Hailing from Seattle, Washington the five-piece Woodland West have their roots in bluegrass but they branch out to explore various forms of music from Americana to psychedelic rock on their debut Devil to Pay. The band is fronted by dual vocalists Stephanie Ward and Luke Yanz and backed up by Chuck Dunklin, Amir Reoven and Dan Rogers.
One pretty amazing thing to note about the group is that each of them is responsible for playing multiple instruments on Devil to Pay. These instruments range in scope from guitar and banjo to violin and piano. And as one listens to through the songs on Devil to Pay one can’t helped but be impressed by the instrumentation as well as how well it is all orchestrated together.
Devil to Pay opens with the very upbeat and straightforward bluegrass “Mother Mountain” on which the band uses to show off their musical chops right off the bat. There is the expected intense mandolin solo but then also a very beautiful violin piece that breaks up the song and leaves one scratching their head as to how seamlessly Woodland West pull it off. Then without warning the next tune “Rosaline” takes a detour into psychedelic bluesy rock n’ roll yet still manages to work in the bluegrass element once again seamlessly.

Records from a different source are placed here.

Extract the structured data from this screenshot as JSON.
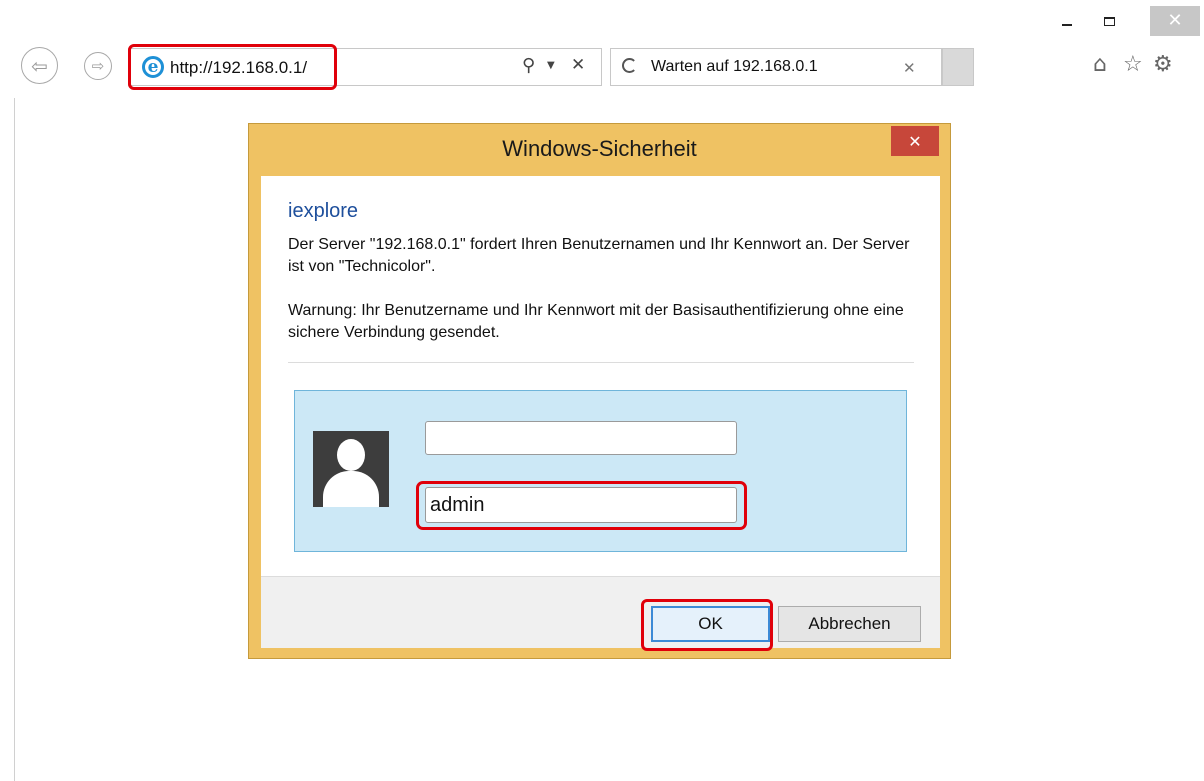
{
  "browser": {
    "url": "http://192.168.0.1/",
    "tab_title": "Warten auf 192.168.0.1",
    "icons": {
      "back": "back-arrow-icon",
      "forward": "forward-arrow-icon",
      "ie": "ie-logo-icon",
      "search": "search-icon",
      "dropdown": "chevron-down-icon",
      "stop": "close-icon",
      "home": "home-icon",
      "favorites": "star-icon",
      "settings": "gear-icon"
    }
  },
  "dialog": {
    "title": "Windows-Sicherheit",
    "app_name": "iexplore",
    "message": "Der Server \"192.168.0.1\" fordert Ihren Benutzernamen und Ihr Kennwort an. Der Server ist von \"Technicolor\".",
    "warning": "Warnung: Ihr Benutzername und Ihr Kennwort mit der Basisauthentifizierung ohne eine sichere Verbindung gesendet.",
    "username_value": "",
    "password_value": "admin",
    "ok_label": "OK",
    "cancel_label": "Abbrechen"
  },
  "colors": {
    "dialog_frame": "#efc263",
    "close_button": "#c7473a",
    "credential_panel": "#cce8f6",
    "highlight": "#e0000a",
    "app_name": "#1e4f9c"
  }
}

Later the Woodland West begins “A Little Bit Wild” as a quiet sounding acoustic ballad. But it slowly begins to build as Ward and Yanz sing a duet and suddenly the song shifts to something very powerful before taking a spin into a bit of oddball psychedelia before bringing it back into a bluegrass focus.
Devil to Pay closes with the ten-plus-minute enthralling epic “Man on Fire” which unfolds slowly from bluegrass to a very Pink Floyd inspired crashing instrumental close. It seems to encompass in one song everything Woodland West is trying to do.
If you’re a fan of bluegrass then it goes without saying that you should check out Woodland West’s Devil to Pay. But if you’re not a fan of bluegrass you should check out the album even more. It will have you rethinking what music can be as it knocks down the high walls that genre has built.